Salgın ile birlikte üretimden kopan veya koparılmış olan emeğin finansmanı, diğer bir anlatımla gelir güvencesi sosyal politikanın en önemli gündem maddesidir. Bu kapsamda Türkiye İş Kurumu bünyesinde yer alan ve yararlanma koşullarında kısmi kolaylıklar getirilen kısa çalışma ödeneğinden ve işsizlik sigortası ödeneğinden yararlanma olanakları bulunmaktadır. Ancak sadece kayıtlı çalışanlara belli koşullar altında ve sınırlı bir süre ile sağlanan bu olanaklardan kayıt dışı çalıştığı için yararlanamayanlar ile hali hazırda işsiz ve yoksul olan kişilerin sayısı da azımsanamayacak boyuttadır. Bu kişilerin gelir kayıpları sosyal yardımlar kapsamında gerçekleştirilmektedir. Ücretsiz izne ayrılıp hiçbir gelire hak kazanamayan işçilere yönelik olarak aylık 1.177 TL gelir desteği sağlanması; Ramazan ayı öncesinde temel gıda gereksinimlerini karşılayamayan ihtiyaç sahipleri ile şehit yakını ve gazilere verilmesi için Sosyal Yardımlaşma ve Dayanışma Vakıflarına toplam 176.440.119 lira tutarında ilave kaynak aktarılması; Ekonomik İstikrar Kalkanı Paketinin ilk fazında düzenli yardım alan 2 milyon 111 bin haneye 1000’er TL, ikinci faz kapsamında 2 milyon 300 bin haneye 1.000’er TL, üçüncü fazda ise tespit edilecek diğer ihtiyaç sahibi hanelere 1000’er TL nakdi destek sağlanması; Bakanlık tarafından sürekli olarak sağlanan şartlı nakit desteklerinin miktarlarında artışa gidilmesi; yardım paketlerinin dağıtılması gibi uygulamaların tümü bu kapsamdadır. Salgın döneminde sosyal yardımların artırılması beklenen bir politika değişikliği olmakla birlikte, yaygınlaşan ve kalıcılaşan yapısı ile kamu otoritesinin tek yanlı belirlemesi süreci devam etmiştir.

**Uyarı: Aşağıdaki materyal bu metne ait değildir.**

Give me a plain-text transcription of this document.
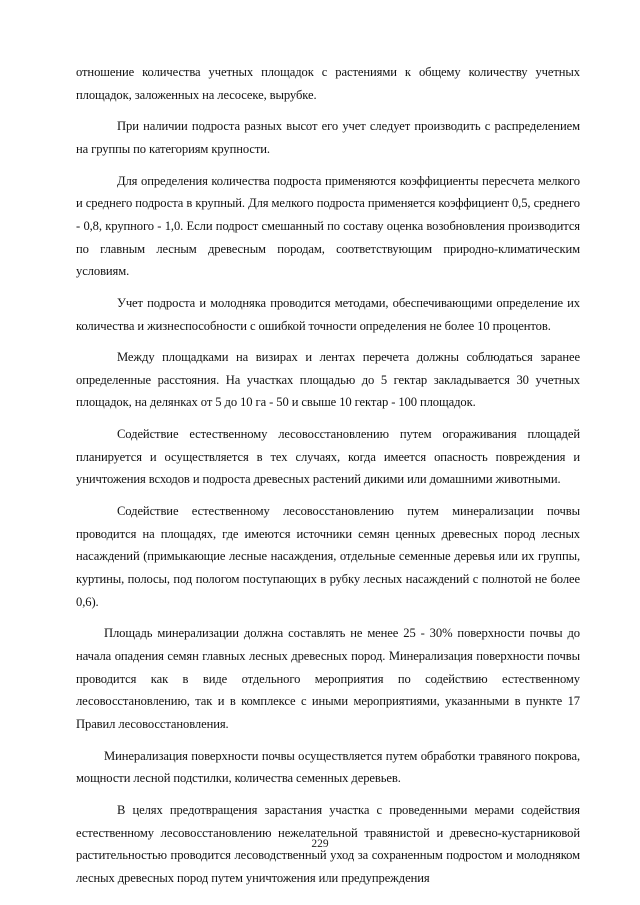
отношение количества учетных площадок с растениями к общему количеству учетных площадок, заложенных на лесосеке, вырубке.

При наличии подроста разных высот его учет следует производить с распределением на группы по категориям крупности.

Для определения количества подроста применяются коэффициенты пересчета мелкого и среднего подроста в крупный. Для мелкого подроста применяется коэффициент 0,5, среднего - 0,8, крупного - 1,0. Если подрост смешанный по составу оценка возобновления производится по главным лесным древесным породам, соответствующим природно-климатическим условиям.

Учет подроста и молодняка проводится методами, обеспечивающими определение их количества и жизнеспособности с ошибкой точности определения не более 10 процентов.

Между площадками на визирах и лентах перечета должны соблюдаться заранее определенные расстояния. На участках площадью до 5 гектар закладывается 30 учетных площадок, на делянках от 5 до 10 га - 50 и свыше 10 гектар - 100 площадок.

Содействие естественному лесовосстановлению путем огораживания площадей планируется и осуществляется в тех случаях, когда имеется опасность повреждения и уничтожения всходов и подроста древесных растений дикими или домашними животными.

Содействие естественному лесовосстановлению путем минерализации почвы проводится на площадях, где имеются источники семян ценных древесных пород лесных насаждений (примыкающие лесные насаждения, отдельные семенные деревья или их группы, куртины, полосы, под пологом поступающих в рубку лесных насаждений с полнотой не более 0,6).

Площадь минерализации должна составлять не менее 25 - 30% поверхности почвы до начала опадения семян главных лесных древесных пород. Минерализация поверхности почвы проводится как в виде отдельного мероприятия по содействию естественному лесовосстановлению, так и в комплексе с иными мероприятиями, указанными в пункте 17 Правил лесовосстановления.

Минерализация поверхности почвы осуществляется путем обработки травяного покрова, мощности лесной подстилки, количества семенных деревьев.

В целях предотвращения зарастания участка с проведенными мерами содействия естественному лесовосстановлению нежелательной травянистой и древесно-кустарниковой растительностью проводится лесоводственный уход за сохраненным подростом и молодняком лесных древесных пород путем уничтожения или предупреждения

229
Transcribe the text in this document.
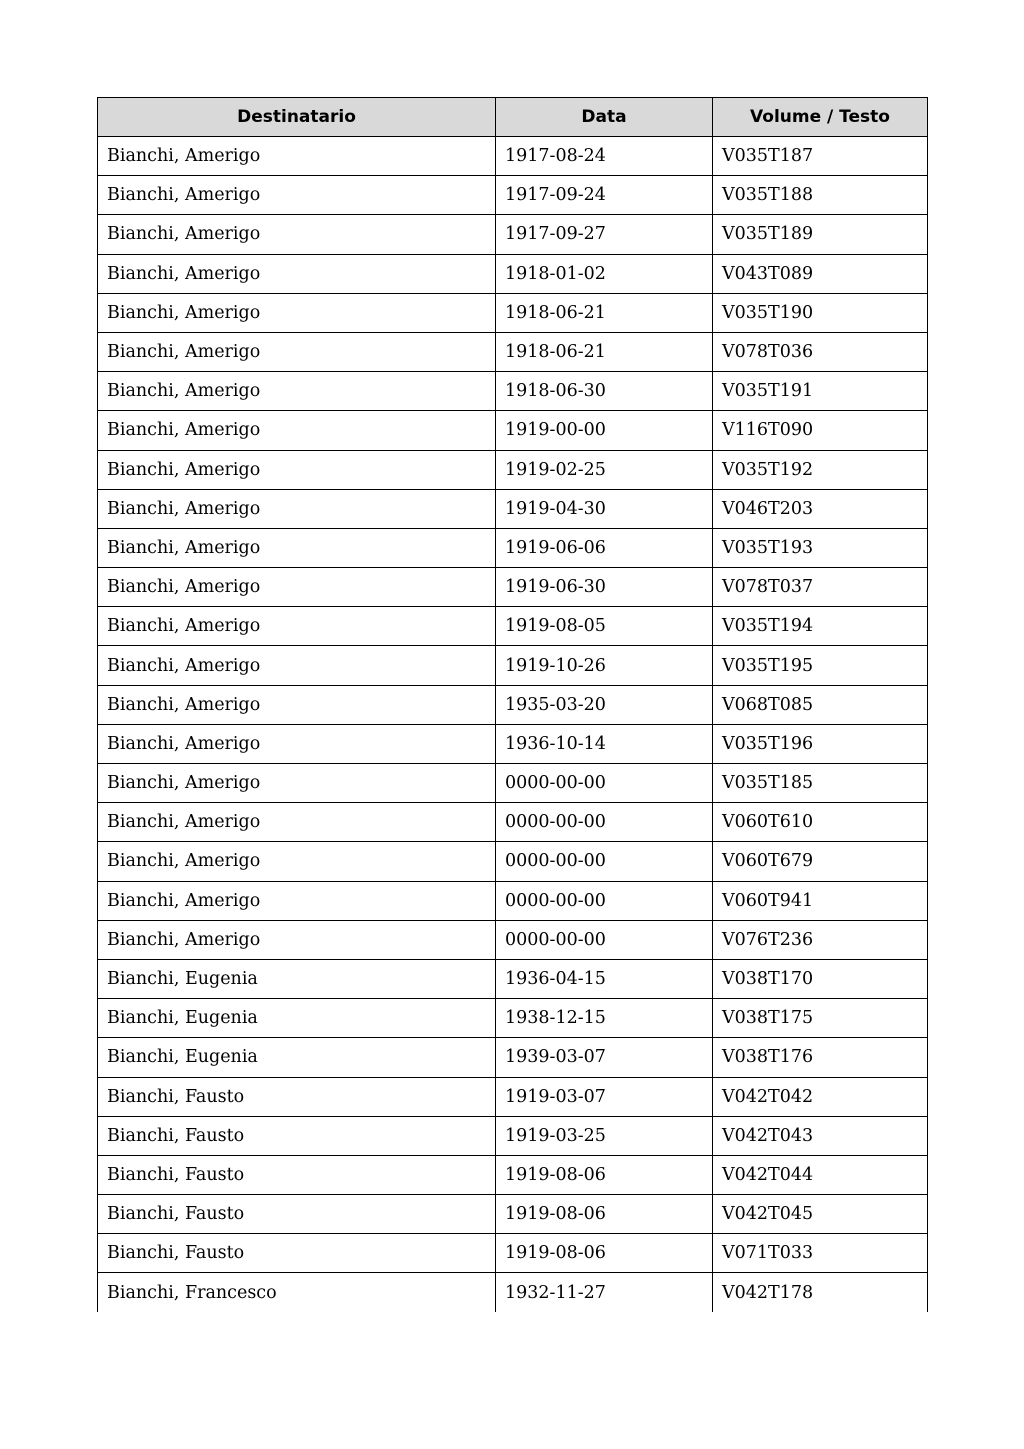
Destinatario	Data	Volume / Testo
Bianchi, Amerigo	1917-08-24	V035T187
Bianchi, Amerigo	1917-09-24	V035T188
Bianchi, Amerigo	1917-09-27	V035T189
Bianchi, Amerigo	1918-01-02	V043T089
Bianchi, Amerigo	1918-06-21	V035T190
Bianchi, Amerigo	1918-06-21	V078T036
Bianchi, Amerigo	1918-06-30	V035T191
Bianchi, Amerigo	1919-00-00	V116T090
Bianchi, Amerigo	1919-02-25	V035T192
Bianchi, Amerigo	1919-04-30	V046T203
Bianchi, Amerigo	1919-06-06	V035T193
Bianchi, Amerigo	1919-06-30	V078T037
Bianchi, Amerigo	1919-08-05	V035T194
Bianchi, Amerigo	1919-10-26	V035T195
Bianchi, Amerigo	1935-03-20	V068T085
Bianchi, Amerigo	1936-10-14	V035T196
Bianchi, Amerigo	0000-00-00	V035T185
Bianchi, Amerigo	0000-00-00	V060T610
Bianchi, Amerigo	0000-00-00	V060T679
Bianchi, Amerigo	0000-00-00	V060T941
Bianchi, Amerigo	0000-00-00	V076T236
Bianchi, Eugenia	1936-04-15	V038T170
Bianchi, Eugenia	1938-12-15	V038T175
Bianchi, Eugenia	1939-03-07	V038T176
Bianchi, Fausto	1919-03-07	V042T042
Bianchi, Fausto	1919-03-25	V042T043
Bianchi, Fausto	1919-08-06	V042T044
Bianchi, Fausto	1919-08-06	V042T045
Bianchi, Fausto	1919-08-06	V071T033
Bianchi, Francesco	1932-11-27	V042T178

Salgın sonrasında sosyal politikalarda meydana gelebilecek olası bir değişim ise hiç kuşkusuz emek/işçi hareketinin ve demokratik mücadelenin taleplerine göre şekillenecektir.

-Salgınla mücadelede nasıl bir yöntem izlenmeli, sizin önerileriniz nelerdir?

Salgınla mücadelede izlenecek yolun, çoğu benim de hocalarım olan 15 sosyal bilimcinin sosyal devlet ve kamulaştırma çağrılarını içeren metninde ayrıntılı bir biçimde gösterildiğini düşünüyorum. Kamuoyunda gereken ilgiyi görmediğini düşündüğüm bu çağrıya katılıyor, yeniden dikkatle okunmasını öneriyorum.